Breakpoint Identification by Sequence Analysis (A) Sequence analysis of the junction fragment revealed a tandem duplication of 5,895 bp in family 1 and a tandem duplication of 5,547 bp in family 2. The top line on the left displays the centromeric reference sequence (ref. seq.). Below are the electropherograms of one affected individual of each family. The centromeric breakpoint is identical in both families. Note the differences in the telomeric sequence after the seven homologous nucleotides (surrounded by the blue box) of the junction fragment between the two families.
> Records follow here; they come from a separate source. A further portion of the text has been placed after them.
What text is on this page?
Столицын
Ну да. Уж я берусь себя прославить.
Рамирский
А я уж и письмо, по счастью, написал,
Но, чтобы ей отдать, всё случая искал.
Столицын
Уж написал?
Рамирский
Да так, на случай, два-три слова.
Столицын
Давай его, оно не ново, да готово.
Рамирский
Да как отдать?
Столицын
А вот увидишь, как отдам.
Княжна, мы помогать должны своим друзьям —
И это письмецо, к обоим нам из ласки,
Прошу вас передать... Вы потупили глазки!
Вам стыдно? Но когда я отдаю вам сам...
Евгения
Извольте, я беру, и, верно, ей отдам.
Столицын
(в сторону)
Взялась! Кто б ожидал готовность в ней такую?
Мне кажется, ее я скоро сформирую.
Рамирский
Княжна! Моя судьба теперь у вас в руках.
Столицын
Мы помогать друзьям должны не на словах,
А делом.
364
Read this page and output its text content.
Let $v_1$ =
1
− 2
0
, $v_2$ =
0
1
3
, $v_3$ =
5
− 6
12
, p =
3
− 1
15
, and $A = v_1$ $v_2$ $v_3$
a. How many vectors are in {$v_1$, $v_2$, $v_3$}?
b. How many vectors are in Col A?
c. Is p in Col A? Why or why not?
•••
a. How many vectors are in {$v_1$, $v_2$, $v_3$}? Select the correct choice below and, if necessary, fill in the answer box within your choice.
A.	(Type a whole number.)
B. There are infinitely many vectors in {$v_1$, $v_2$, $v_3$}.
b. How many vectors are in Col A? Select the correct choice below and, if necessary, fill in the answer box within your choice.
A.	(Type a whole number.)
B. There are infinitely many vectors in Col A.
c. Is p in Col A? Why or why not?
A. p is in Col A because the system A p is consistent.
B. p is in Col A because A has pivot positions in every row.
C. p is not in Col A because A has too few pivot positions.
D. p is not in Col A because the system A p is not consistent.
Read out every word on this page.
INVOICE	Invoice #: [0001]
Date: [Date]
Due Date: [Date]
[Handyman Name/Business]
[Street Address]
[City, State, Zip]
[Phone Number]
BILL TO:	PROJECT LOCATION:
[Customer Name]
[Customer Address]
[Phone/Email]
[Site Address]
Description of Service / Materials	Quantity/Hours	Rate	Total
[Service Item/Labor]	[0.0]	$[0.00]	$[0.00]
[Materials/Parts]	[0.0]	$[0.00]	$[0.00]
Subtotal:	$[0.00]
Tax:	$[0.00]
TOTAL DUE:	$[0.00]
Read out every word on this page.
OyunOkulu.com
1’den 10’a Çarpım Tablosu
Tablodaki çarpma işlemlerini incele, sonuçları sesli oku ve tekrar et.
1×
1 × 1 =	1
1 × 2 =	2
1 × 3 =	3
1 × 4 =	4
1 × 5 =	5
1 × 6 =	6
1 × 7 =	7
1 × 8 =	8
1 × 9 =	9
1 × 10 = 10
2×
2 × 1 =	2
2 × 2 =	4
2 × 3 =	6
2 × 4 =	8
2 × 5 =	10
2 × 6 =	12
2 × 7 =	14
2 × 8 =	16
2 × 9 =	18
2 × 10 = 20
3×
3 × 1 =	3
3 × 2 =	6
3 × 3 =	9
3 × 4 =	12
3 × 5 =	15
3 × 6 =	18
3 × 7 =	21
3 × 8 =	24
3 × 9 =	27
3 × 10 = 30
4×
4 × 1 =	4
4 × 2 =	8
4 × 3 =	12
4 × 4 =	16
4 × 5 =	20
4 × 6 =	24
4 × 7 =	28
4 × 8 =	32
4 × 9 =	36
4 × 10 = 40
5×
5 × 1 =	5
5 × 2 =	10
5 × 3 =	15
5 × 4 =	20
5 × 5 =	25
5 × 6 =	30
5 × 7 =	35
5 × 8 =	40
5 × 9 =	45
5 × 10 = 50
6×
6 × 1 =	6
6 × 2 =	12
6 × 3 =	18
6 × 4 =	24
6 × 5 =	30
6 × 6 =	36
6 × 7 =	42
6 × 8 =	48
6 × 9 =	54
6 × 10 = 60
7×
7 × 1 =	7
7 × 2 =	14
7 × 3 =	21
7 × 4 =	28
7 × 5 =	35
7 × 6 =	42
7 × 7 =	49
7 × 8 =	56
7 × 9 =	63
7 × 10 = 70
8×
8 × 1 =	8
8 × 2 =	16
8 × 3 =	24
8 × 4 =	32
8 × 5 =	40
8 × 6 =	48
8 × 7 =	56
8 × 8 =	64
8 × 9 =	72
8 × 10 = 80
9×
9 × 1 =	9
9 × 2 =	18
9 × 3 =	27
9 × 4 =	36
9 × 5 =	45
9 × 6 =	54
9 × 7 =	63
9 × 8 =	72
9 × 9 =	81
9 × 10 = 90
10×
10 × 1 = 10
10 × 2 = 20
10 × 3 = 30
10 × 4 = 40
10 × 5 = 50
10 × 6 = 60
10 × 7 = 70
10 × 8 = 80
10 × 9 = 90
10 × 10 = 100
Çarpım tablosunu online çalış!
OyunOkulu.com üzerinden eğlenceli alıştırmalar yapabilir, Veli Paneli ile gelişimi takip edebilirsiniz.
The breakpoints are located within this homologous sequence or at the adjacent nucleotides. (B) PCR products obtained with primers P6-forward and P6-reverse result in an 867 bp fragment in family 1 and in a 519 bp fragment in family 2. (C) Illustration of qPCR amplicons and sequencing primer positions as well as localization of the duplicated regions and breakpoints in family 1 and 2 on chromosome 20.

Figure 4

Schematic Representation of the Critical Region on 20p12.3 BMP2 and the 3′ distant duplicated region containing a limb-specific regulatory element that lies about 110 kb downstream of the gene itself are shown. The duplicated region (gray box) in family 1 described here starts at nucleotide 6,808,129 bp and ends at nucleotide 6,814,024 bp on chromosome 20. In family 2, the duplication starts at nucleotide 6,808,477 bp and ends similar as in family 1 at nucleotide 6,808,024 bp (positions according to UCSC Human Genome March 2006). The conservation of the duplicated sequence in different species is depicted in the UCSC genome browser plot. Within the sequence here are two highly conserved regions between mammals and chicken. The positions of the homologous mouse sequence on chromosome 2 are shown under the alignments ranging from 133,355,678 to 133,360,193 bp (UCSC Mouse Genome February 2006). This sequence was cloned into the mBmp2-h-ER_pSfi-Hsp promoter X-Gal transgene construct.

Figure 5

Expression Profiles of X-Gal in Transgenic Mice Compared to Bmp2, Gdf5, and Their Type I Receptors (A) X-Gal staining of transgenic mice carrying the BDA2-associated duplicated region (mBmp2-h-ER). Left panel shows the entire embryo, right panel magnification of fore limb. Developmental stage is given on right side. The number of embryos with specific X-gal staining in the limbs out of the total number of transgene-positive embryos is shown in the right lower corner. Note that staining is present exclusively in the limb autopod. At E11.5, X-Gal staining is present in a distinct region of the distal autopod. Coincidental with the formation of the digit anlagen (E12.5), the staining moves toward the interdigital space. At E13.5 and E14.5, staining becomes restricted to the distal interphalangeal joint region. (B) Whole-mount in situ hybridization of Bmp2, Gdf5, and their receptors Bmpr1a and Bmpr1b. Note overlapping but not identical staining pattern between Bmp2 and X-Gal. Gdf5 expression marks the developing joints. Bmpr1a is expressed ubiquitously throughout the limb, whereas Bmpr1b is restricted to the digit anlagen and the interphalangeal joints.